Às vezes sabe bem recordar a frescura de Júlio
Dinis. Está a chegar o Dia de S. Valentim, por isso, aqui fica esta deliciosa
e, ao mesmo tempo, amarga «História de uns beijos». Uma preciosidade que
descobri entre os livros do meu avô.
História de uns beijos
Ouvia gabar os beijos,
Dizer deles tanto bem,
Que me nasceram desejos
De provar alguns também.
Esta fruta não é rara,
Mas nem toda tem valor,
A melhor é muito cara
E a barata é sem sabor.
Colhi-os dos mais mimosos,
Provei três; mas, por meu mal,
Ao princípio saborosos,
Amargaram-me afinal.
Um colhi eu de uma bela
Que era Rosa, sem ser flor,
Se tinha espinhos como ela,
Dela também tinha a cor.
Vi-a dormir e furtei-lhe
Um beijo, que a acordou,
Eu gostei, porém causei-lhe
Tal susto que desmaiou.
Logo que a vi sem sentidos
Fugi sem outro lhe dar,
Pois beijos sem ser pedidos
Não são coisas p’ra brincar.
Porém deste beijo ainda
Pouco tive que dizer,
Pois a tal rosa… era linda
E tornou a reviver.
Outra vez, duma morena,
Olhos azuis, cor do céu,
Corpo esbelto, mão pequena,
Um beijo me apeteceu.
Pedi-lho, e então por bons modos,
Pedi-lho do coração.
Zombou dos meus rogos todos
E respondeu-me que não.
Zombei, como ela zombava
E um beijo à força lhe dei;
Mas… bem dado ainda não estava
E c’um bofetão o paguei.
Custou-me caro o desejo:
Que mui caro ela o vendeu.
Pagar por tal preço um beijo!
Assim não os quero eu.
Este mais do que o primeiro
Me deixou fraca impressão;
Quis provar inda um terceiro,
Para não jurar em vão.
Mas não quis fruta roubada,
Que mal com ela me dei;
Uma dama delicada
Ofereceu-ma… eu aceitei.
Ai que boa fruta era!
Estava mesmo a cobiçar.
Passar a vida quisera,
Tal fruta a saborear.
Mas no meio da colheita…
Da fruta o dono apareceu;
Zelosos olhos me deita:
Se zelava o que era seu!
Vendo o caso mal seguro
Eu logo ali lhe jurei
Restituir até com juro
A fruta que lhe tirei,
E acaso não discordasse,
Não me parecia mal
Que a ele os juros pagasse,
E à senhora… o capital.
Esta sensata proposta
Em fúrias o arrebatou,
E, por única resposta,
P’ra luta se preparou…
Oiço ainda gabar os beijos,
Dizer deles muito bem,
Mas findaram-me os desejos,
Já sei o sabor que têm.
Júlio Dinis. 1859
NOTA DO AUTOR – Desde já afirmo que não fui eu o
protagonista desta história.
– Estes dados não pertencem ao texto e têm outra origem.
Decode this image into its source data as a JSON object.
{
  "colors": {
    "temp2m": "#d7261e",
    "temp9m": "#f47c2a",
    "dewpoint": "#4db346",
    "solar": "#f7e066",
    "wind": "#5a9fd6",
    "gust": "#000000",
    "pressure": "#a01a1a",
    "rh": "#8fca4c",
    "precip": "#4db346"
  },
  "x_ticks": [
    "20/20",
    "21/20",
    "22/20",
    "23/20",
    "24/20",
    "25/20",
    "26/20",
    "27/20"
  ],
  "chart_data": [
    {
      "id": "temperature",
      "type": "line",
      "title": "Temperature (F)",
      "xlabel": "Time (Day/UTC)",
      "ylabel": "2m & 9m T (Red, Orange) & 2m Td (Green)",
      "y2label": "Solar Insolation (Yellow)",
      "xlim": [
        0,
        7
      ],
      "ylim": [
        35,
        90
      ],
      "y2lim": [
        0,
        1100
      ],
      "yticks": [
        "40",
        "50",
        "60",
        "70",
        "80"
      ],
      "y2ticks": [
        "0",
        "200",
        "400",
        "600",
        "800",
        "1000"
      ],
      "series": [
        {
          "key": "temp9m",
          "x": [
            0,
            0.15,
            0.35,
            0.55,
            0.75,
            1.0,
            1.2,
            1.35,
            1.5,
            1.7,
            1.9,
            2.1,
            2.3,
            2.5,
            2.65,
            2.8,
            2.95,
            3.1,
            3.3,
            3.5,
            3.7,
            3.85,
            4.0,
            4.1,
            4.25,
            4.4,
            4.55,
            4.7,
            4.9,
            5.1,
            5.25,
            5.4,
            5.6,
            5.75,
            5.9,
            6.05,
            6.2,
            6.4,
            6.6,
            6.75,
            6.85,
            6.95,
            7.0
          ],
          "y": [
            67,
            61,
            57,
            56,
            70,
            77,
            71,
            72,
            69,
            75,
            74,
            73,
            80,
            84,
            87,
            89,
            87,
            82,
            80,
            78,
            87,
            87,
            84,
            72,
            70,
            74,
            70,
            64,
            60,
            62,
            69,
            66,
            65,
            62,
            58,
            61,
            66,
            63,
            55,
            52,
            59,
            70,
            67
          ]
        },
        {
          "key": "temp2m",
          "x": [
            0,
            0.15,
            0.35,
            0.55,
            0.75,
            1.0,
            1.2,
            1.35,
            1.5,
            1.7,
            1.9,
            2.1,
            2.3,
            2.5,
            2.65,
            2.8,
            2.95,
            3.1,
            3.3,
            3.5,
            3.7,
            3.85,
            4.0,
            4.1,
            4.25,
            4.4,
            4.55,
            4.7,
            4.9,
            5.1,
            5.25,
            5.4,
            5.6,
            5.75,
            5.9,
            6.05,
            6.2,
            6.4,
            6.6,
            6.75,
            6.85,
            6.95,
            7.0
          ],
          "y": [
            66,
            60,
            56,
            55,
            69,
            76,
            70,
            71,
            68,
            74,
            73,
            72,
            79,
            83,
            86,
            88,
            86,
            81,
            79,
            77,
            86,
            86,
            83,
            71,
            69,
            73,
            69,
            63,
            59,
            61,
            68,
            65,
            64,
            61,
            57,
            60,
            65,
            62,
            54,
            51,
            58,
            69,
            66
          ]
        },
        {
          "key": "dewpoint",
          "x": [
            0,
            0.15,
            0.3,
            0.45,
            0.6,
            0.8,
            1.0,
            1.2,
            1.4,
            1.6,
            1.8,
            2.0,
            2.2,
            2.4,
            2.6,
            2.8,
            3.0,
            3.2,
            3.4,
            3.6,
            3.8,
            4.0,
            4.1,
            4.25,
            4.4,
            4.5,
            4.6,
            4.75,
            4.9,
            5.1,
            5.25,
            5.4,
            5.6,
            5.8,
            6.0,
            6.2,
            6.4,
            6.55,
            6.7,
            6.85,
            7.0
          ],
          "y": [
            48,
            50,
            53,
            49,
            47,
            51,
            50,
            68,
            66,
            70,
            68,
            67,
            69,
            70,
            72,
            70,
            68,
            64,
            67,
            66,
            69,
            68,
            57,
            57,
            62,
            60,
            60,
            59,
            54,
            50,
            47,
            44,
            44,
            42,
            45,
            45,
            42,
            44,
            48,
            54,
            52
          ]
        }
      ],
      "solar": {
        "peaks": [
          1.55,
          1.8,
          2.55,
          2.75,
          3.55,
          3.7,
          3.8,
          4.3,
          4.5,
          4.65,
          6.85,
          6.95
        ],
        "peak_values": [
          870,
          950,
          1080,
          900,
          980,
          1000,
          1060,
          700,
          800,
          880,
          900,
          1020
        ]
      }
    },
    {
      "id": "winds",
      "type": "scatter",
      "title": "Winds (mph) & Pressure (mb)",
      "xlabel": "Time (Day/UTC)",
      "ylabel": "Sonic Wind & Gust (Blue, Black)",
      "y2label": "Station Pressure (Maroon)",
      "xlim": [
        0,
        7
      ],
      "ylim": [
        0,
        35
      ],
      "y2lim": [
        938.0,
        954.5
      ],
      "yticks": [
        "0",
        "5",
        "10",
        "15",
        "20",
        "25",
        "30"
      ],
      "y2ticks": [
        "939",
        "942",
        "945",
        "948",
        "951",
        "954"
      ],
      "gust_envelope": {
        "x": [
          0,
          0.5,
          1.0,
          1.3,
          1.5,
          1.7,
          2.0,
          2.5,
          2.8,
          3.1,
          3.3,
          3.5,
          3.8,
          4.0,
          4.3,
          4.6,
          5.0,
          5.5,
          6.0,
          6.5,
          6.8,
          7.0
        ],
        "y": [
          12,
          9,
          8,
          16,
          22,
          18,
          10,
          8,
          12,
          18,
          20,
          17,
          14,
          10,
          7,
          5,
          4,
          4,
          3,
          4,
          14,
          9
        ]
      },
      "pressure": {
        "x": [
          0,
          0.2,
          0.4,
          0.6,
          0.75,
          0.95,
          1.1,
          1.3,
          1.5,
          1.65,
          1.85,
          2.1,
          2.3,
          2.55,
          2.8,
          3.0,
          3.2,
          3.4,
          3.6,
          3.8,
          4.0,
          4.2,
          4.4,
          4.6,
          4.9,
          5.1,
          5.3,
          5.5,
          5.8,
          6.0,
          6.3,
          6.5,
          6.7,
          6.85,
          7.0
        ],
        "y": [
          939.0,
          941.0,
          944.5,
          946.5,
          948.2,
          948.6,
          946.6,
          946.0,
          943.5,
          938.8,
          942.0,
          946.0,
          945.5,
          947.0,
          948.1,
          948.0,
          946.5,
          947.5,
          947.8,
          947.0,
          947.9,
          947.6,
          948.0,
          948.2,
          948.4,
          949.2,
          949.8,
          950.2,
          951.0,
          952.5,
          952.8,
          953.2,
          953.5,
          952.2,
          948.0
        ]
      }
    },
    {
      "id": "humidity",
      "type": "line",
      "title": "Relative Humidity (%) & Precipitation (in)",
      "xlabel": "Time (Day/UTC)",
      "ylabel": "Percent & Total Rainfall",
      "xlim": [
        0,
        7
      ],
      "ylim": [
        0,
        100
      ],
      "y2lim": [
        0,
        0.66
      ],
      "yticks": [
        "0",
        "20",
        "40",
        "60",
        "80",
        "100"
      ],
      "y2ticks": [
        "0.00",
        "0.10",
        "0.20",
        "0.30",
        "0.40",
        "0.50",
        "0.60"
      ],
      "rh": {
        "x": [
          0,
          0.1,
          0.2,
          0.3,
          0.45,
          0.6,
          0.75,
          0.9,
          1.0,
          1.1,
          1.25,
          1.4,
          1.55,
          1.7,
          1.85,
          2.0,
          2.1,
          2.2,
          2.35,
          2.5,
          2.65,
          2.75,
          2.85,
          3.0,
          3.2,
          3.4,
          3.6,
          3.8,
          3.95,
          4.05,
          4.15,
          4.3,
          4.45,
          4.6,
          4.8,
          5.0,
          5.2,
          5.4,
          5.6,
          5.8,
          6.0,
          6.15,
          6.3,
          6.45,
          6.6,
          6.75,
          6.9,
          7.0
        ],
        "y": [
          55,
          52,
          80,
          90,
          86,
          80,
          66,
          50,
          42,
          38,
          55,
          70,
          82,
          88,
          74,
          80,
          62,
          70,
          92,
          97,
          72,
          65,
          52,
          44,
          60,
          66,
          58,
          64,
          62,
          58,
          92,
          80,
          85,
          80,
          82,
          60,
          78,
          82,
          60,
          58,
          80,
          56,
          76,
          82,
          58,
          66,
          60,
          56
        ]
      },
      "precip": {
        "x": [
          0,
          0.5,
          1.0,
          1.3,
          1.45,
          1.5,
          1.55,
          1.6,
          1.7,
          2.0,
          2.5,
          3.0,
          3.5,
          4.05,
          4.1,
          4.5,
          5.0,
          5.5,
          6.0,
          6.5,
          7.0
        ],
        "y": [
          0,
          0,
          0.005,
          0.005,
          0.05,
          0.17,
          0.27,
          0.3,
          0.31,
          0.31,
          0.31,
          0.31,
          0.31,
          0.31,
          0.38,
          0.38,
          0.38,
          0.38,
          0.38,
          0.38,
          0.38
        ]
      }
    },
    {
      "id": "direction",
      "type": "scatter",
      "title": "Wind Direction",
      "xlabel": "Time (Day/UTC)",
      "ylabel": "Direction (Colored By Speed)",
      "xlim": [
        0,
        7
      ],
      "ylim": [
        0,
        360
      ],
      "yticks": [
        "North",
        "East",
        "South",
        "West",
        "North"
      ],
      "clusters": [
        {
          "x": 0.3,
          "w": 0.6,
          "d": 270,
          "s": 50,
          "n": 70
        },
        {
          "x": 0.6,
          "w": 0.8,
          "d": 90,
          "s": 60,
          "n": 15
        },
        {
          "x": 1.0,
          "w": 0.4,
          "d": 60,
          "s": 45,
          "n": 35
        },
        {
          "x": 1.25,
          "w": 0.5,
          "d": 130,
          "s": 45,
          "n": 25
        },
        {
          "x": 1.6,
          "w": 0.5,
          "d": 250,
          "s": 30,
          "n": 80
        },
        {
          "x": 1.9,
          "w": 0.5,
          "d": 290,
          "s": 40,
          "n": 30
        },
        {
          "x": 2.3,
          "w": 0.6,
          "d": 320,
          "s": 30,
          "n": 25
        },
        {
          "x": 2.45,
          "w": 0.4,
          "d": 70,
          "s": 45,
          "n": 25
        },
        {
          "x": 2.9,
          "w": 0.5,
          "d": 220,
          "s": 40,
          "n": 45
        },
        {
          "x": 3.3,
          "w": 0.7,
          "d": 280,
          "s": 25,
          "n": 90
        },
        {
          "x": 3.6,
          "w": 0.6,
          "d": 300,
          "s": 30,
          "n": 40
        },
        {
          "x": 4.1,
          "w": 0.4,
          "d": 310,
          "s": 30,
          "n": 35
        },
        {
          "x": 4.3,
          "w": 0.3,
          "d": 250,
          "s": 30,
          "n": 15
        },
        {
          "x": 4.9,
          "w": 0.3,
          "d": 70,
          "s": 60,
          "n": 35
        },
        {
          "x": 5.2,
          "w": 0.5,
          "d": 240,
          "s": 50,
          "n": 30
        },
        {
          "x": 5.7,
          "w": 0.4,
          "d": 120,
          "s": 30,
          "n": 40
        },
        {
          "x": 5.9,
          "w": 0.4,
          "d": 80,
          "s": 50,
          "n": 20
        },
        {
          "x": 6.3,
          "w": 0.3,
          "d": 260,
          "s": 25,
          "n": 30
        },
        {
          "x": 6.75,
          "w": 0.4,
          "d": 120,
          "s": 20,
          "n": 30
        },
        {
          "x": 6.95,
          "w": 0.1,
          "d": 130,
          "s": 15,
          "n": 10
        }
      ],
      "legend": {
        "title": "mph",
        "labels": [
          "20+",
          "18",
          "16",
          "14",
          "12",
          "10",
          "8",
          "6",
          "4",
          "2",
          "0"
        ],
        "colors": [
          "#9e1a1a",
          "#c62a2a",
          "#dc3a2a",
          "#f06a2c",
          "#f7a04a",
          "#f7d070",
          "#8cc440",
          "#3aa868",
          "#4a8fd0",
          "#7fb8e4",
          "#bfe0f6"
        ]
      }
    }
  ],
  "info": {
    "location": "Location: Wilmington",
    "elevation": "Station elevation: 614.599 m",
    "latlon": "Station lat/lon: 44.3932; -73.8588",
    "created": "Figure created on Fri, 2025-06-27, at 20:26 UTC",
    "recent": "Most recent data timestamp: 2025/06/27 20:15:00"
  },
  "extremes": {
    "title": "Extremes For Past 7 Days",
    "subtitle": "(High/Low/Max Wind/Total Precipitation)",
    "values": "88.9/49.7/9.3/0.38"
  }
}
Ainda não tive uma indigestão deste género de
fruta, e nem sei, para falar francamente, se mesmo quando a tivesse, a ficaria
abominando para sempre. O caso, enquanto a mim, não foi de natureza que
justificasse semelhante aversão; mas enfim há suscetibilidades tais… Não
afirmamos, contudo, que a dieta tenha sido escrupulosamente observada.
Nesta espécie de fruta, parece-me que, ao contrário
do que se diz para as outras, é a qualidade e não a quantidade que faz o mal.
Julio Diniz. Poesias. Lisboa: Editores J. Rodrigues & C.ª, 1926.